Suisse : Non à l'abolition du secret médical en prison

La CNE recommande de maintenir le système actuel fondé sur une option de communiquer

Berne, 7 juin 2014 (Apic) Dans le cadre du débat sur le secret médical en prison, la Commission nationale d’éthique dans le domaine de la médecine humaine (CNE) recommande à l’unanimité de maintenir le système actuel fondé sur une option de communiquer. Dans une prise de position publiée le 6 juin 2014, la commission souligne qu’une obligation de communiquer pour les médecins ne facilite pas l’évaluation de la dangerosité des criminels et n’est pas utile pour prévenir la récidive.
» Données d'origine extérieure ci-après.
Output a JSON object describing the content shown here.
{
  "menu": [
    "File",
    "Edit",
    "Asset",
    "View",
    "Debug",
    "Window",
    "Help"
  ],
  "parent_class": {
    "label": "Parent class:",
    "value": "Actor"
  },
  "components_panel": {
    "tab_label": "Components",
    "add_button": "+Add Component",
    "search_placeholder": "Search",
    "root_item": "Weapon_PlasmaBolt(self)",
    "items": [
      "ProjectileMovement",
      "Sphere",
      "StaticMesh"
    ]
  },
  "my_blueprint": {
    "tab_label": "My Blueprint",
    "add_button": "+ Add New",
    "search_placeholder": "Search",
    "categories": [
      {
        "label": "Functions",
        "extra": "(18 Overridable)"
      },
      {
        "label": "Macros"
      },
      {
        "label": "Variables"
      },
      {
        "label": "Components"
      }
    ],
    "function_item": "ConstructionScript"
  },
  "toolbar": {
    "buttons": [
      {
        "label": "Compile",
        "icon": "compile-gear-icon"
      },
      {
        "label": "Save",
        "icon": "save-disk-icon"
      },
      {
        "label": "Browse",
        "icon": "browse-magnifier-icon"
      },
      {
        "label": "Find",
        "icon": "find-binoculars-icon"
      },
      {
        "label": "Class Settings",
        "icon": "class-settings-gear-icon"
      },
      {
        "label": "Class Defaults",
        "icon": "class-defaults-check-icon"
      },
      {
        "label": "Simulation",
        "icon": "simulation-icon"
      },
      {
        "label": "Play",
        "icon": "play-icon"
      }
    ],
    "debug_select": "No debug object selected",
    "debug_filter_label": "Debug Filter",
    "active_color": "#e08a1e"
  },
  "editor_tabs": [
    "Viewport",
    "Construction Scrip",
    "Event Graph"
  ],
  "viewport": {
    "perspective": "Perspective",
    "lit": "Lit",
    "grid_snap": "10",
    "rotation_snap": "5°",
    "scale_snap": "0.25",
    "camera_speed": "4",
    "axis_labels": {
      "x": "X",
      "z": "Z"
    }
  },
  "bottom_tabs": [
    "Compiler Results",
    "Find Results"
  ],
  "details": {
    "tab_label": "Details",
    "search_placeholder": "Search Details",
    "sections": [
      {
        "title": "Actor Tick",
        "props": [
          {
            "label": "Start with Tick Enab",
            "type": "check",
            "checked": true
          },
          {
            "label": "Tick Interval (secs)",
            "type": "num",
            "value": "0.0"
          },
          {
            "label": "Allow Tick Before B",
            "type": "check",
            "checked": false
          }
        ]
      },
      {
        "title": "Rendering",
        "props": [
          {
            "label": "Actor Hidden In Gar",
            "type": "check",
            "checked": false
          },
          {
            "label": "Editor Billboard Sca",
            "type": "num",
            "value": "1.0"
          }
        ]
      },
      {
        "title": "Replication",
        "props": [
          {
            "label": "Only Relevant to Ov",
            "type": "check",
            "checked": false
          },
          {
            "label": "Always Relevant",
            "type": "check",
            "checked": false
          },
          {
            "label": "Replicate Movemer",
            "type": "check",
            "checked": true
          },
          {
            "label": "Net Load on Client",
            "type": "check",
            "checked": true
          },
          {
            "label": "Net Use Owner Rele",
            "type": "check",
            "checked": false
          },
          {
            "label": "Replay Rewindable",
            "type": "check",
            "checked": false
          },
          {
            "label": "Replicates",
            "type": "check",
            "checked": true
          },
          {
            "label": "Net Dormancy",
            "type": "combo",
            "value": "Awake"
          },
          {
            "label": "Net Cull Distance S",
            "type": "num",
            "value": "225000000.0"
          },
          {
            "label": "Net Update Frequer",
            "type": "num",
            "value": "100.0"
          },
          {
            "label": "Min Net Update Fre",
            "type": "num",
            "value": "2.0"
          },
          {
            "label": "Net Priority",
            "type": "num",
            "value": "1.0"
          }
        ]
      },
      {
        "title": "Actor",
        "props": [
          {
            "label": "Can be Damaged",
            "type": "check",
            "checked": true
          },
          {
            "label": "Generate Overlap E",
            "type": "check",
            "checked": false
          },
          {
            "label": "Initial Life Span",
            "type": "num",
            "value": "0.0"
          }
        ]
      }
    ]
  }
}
Suite à diverses affaires de récidives violentes commises par des criminels, parfois avant même leur libération définitive, des voix se sont élevés en Suisse pour réclamer pour les médecins une obligation de communiquer les résultats de leur diagnostic concernant des patients en prison.

Une telle obligation de communiquer ne faciliterait pas l’évaluation de la dangerosité et donc ne constitue pas un moyen d’améliorer la sécurité de la population; estime la Commission nationale d’éthique dans le domaine de la médecine humaine (CNE).

La CNE plaide pour le maintien du système actuel qui prévoit déjà de libérer les professionnels du secret médical dans des circonstances déterminées, notamment lorsqu’il s’agit de défendre des intérêts prépondérants ou dans les cas d’urgence.

Pour la commission, il faut éviter aussi de confondre le travail d’expertise dans un cadre judiciaire avec les soins apportés aux détenus par la prévention, le diagnostic et le traitement. La confidentialité est en effet indispensable pour instaurer une relation thérapeutique; la confiance est au cœur de cette relation et de son efficacité.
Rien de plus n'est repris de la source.